Aside from finding a skilled colorist (preferably one whose own hair you admire), there are certain preventative measures you can take to ensure you get the hair you want every time you go to the salon. Here’s what I’ve learned since going to goddess of color Stacy at San Francisco’s Cinta Salon:
Be prepared to share your entire color history. If you were auburn last season and blond before that, let your colorist know so he or she can take the health of your hair into account. Old color can be more difficult to work with than virgin hair.
Do your research and bring pictures to clearly communicate what you want. It’s helpful to find someone who has both the hair you want and skin tone similar to your own. Try on every hair color under the sun by uploading a photo to Taaz virtual makeover. You can see exactly how you’ll look before taking the leap.
Going blond, the most high-maintenance color of all? Pinkish tones in your skin necessitate a “cool” icy blond, while olive skin tones perk up in warm golden hues. Unfortunately, some high-priced stylists don’t really understand this truth (I’ve learned this the hard way). Don’t let them talk you into something that won’t flatter the coloring you were born with.

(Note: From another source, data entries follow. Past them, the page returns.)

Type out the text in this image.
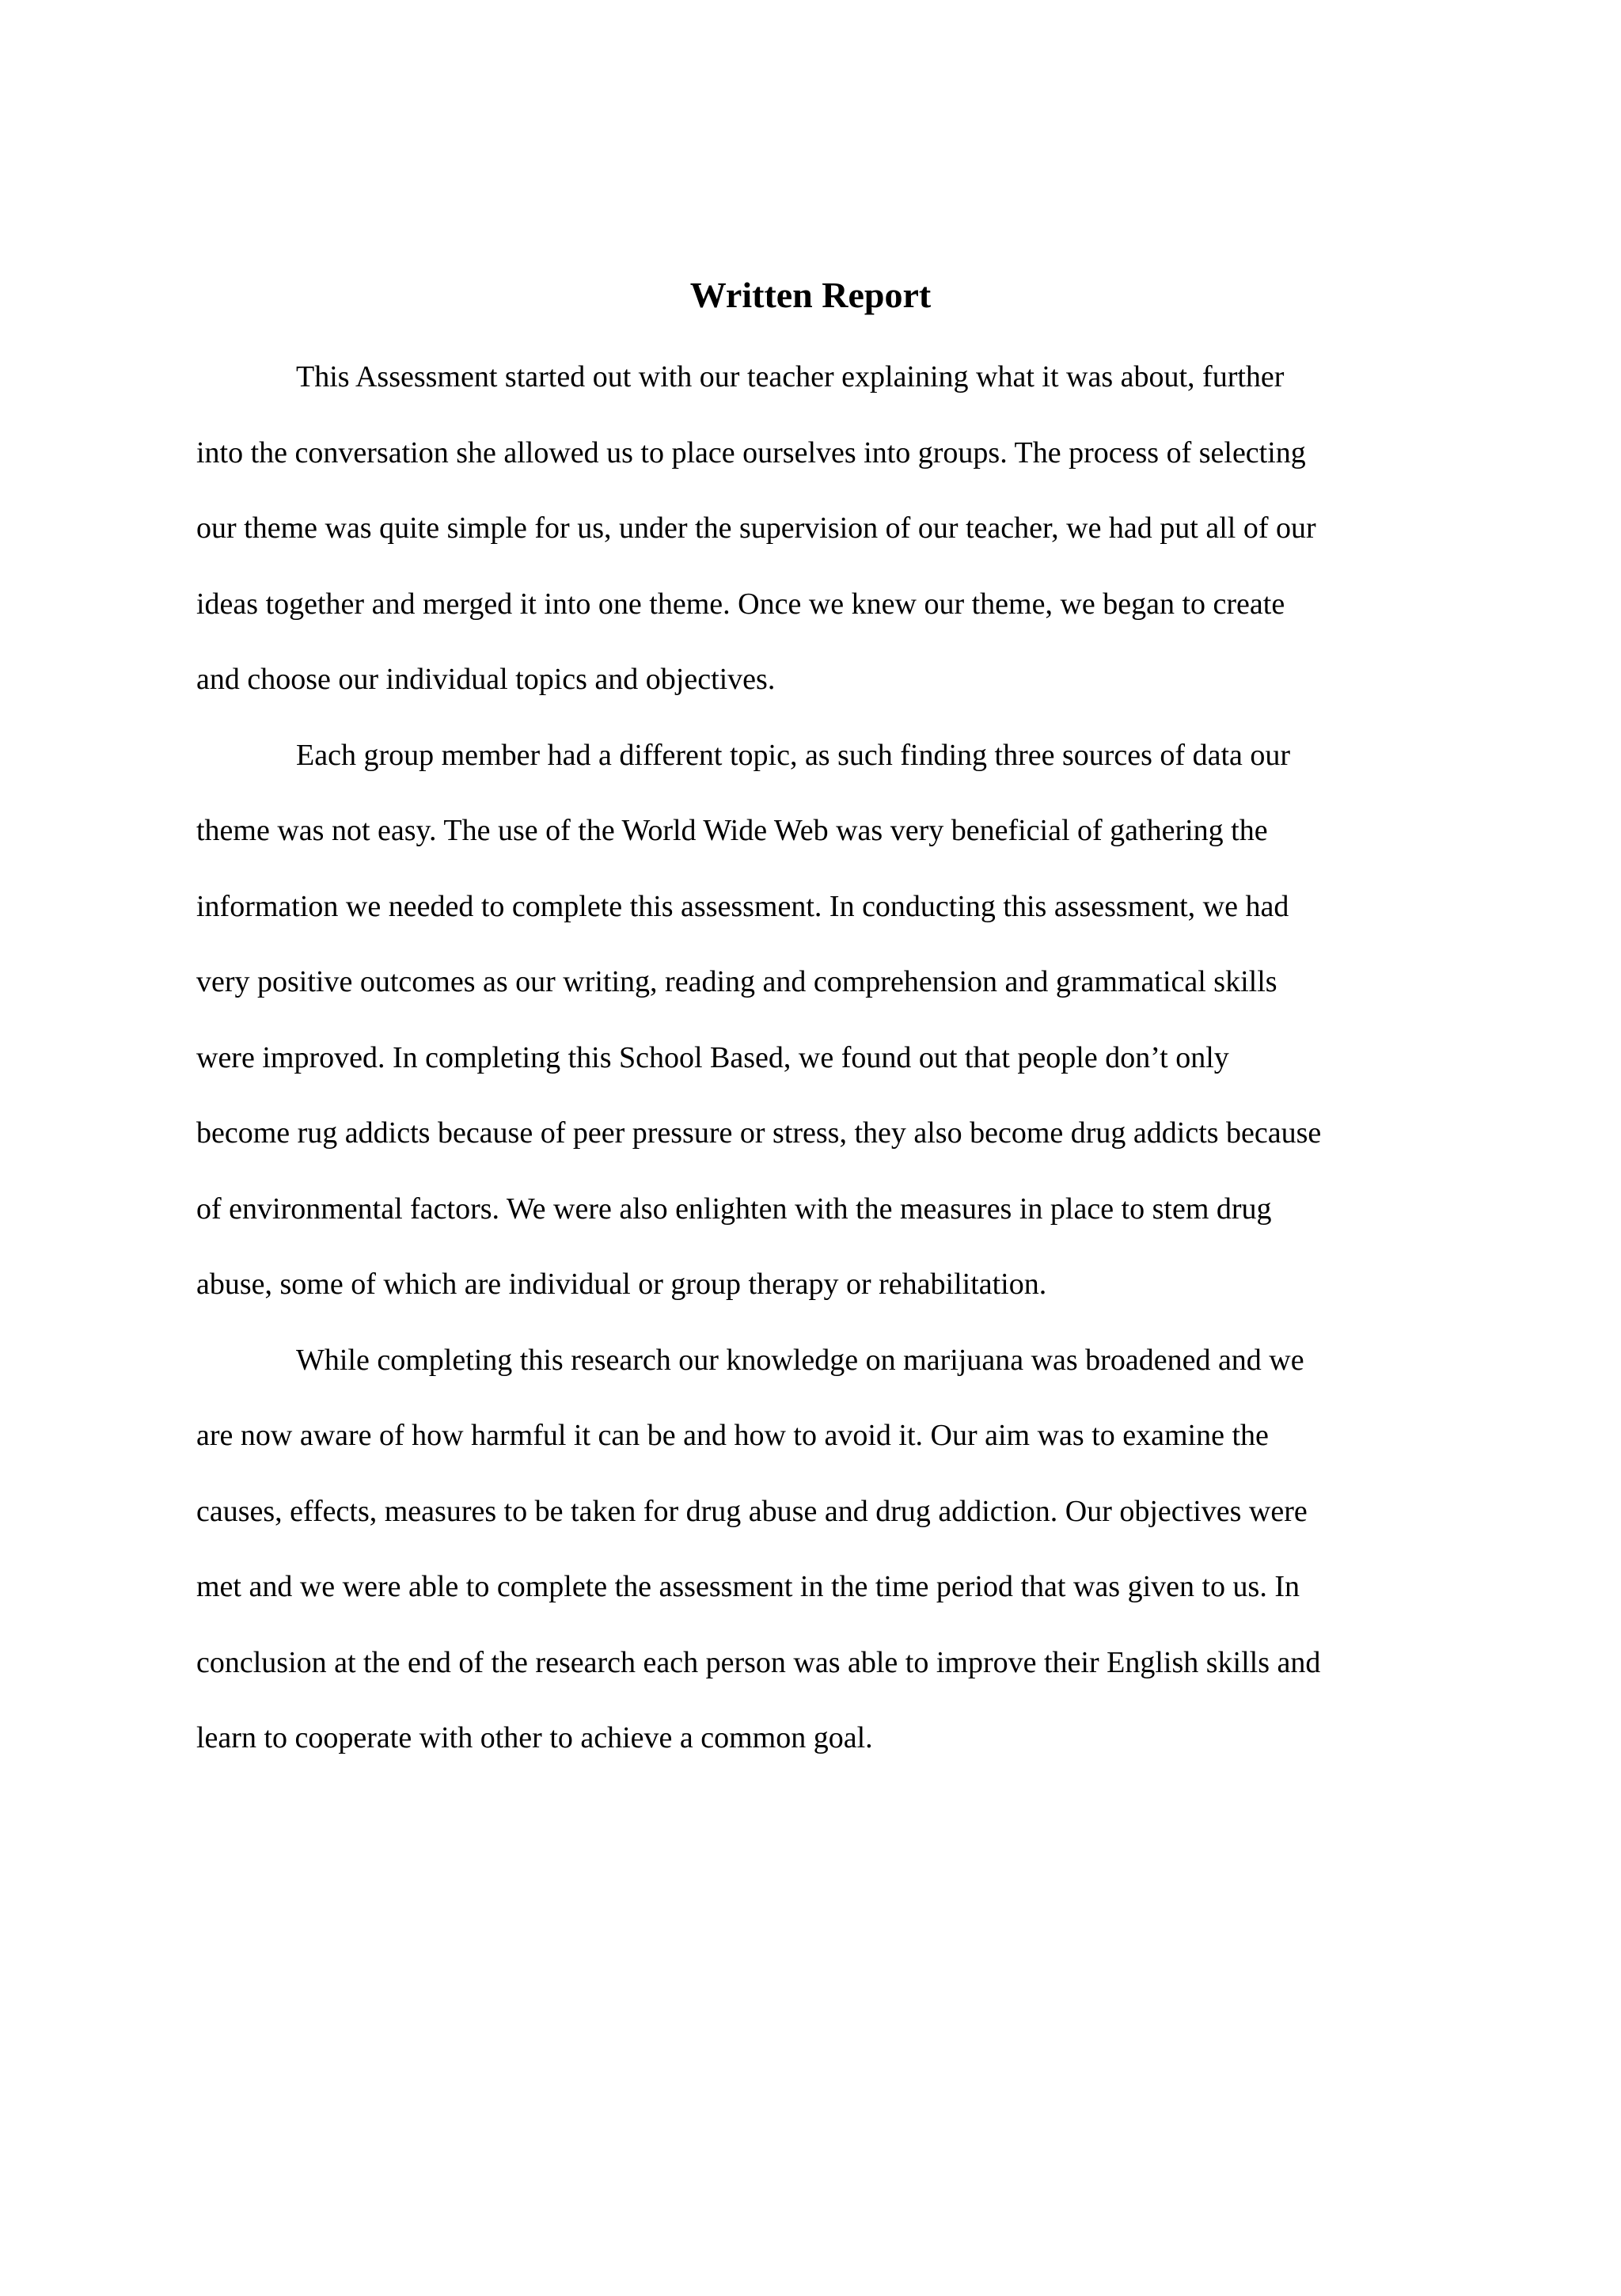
Written Report
This Assessment started out with our teacher explaining what it was about, further
into the conversation she allowed us to place ourselves into groups. The process of selecting
our theme was quite simple for us, under the supervision of our teacher, we had put all of our
ideas together and merged it into one theme. Once we knew our theme, we began to create
and choose our individual topics and objectives.
Each group member had a different topic, as such finding three sources of data our
theme was not easy. The use of the World Wide Web was very beneficial of gathering the
information we needed to complete this assessment. In conducting this assessment, we had
very positive outcomes as our writing, reading and comprehension and grammatical skills
were improved. In completing this School Based, we found out that people don’t only
become rug addicts because of peer pressure or stress, they also become drug addicts because
of environmental factors. We were also enlighten with the measures in place to stem drug
abuse, some of which are individual or group therapy or rehabilitation.
While completing this research our knowledge on marijuana was broadened and we
are now aware of how harmful it can be and how to avoid it. Our aim was to examine the
causes, effects, measures to be taken for drug abuse and drug addiction. Our objectives were
met and we were able to complete the assessment in the time period that was given to us. In
conclusion at the end of the research each person was able to improve their English skills and
learn to cooperate with other to achieve a common goal.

Be sure to ask about upkeep so there are no surprises when your roots start taking over at 4 weeks. If you have a lot of dark hair, be prepared for the long, gradual process. Nobody goes lighter overnight without doing some serious damage.
Ask about makeup, it will make a huge difference as you transition into a “new you.” You’ll quickly find that a drastic change in hair color demands an updated makeup palette and most stylists can help you with ideas. Blonds look great in cool browns, taupes, bronzes, tawny pinks, pastels and mauves. Brunettes benefit from burgundies, forest greens, mochas, golden pinks, navy and sapphire blues. Redheads look ravishing in pale golds, eggplants and khaki greens.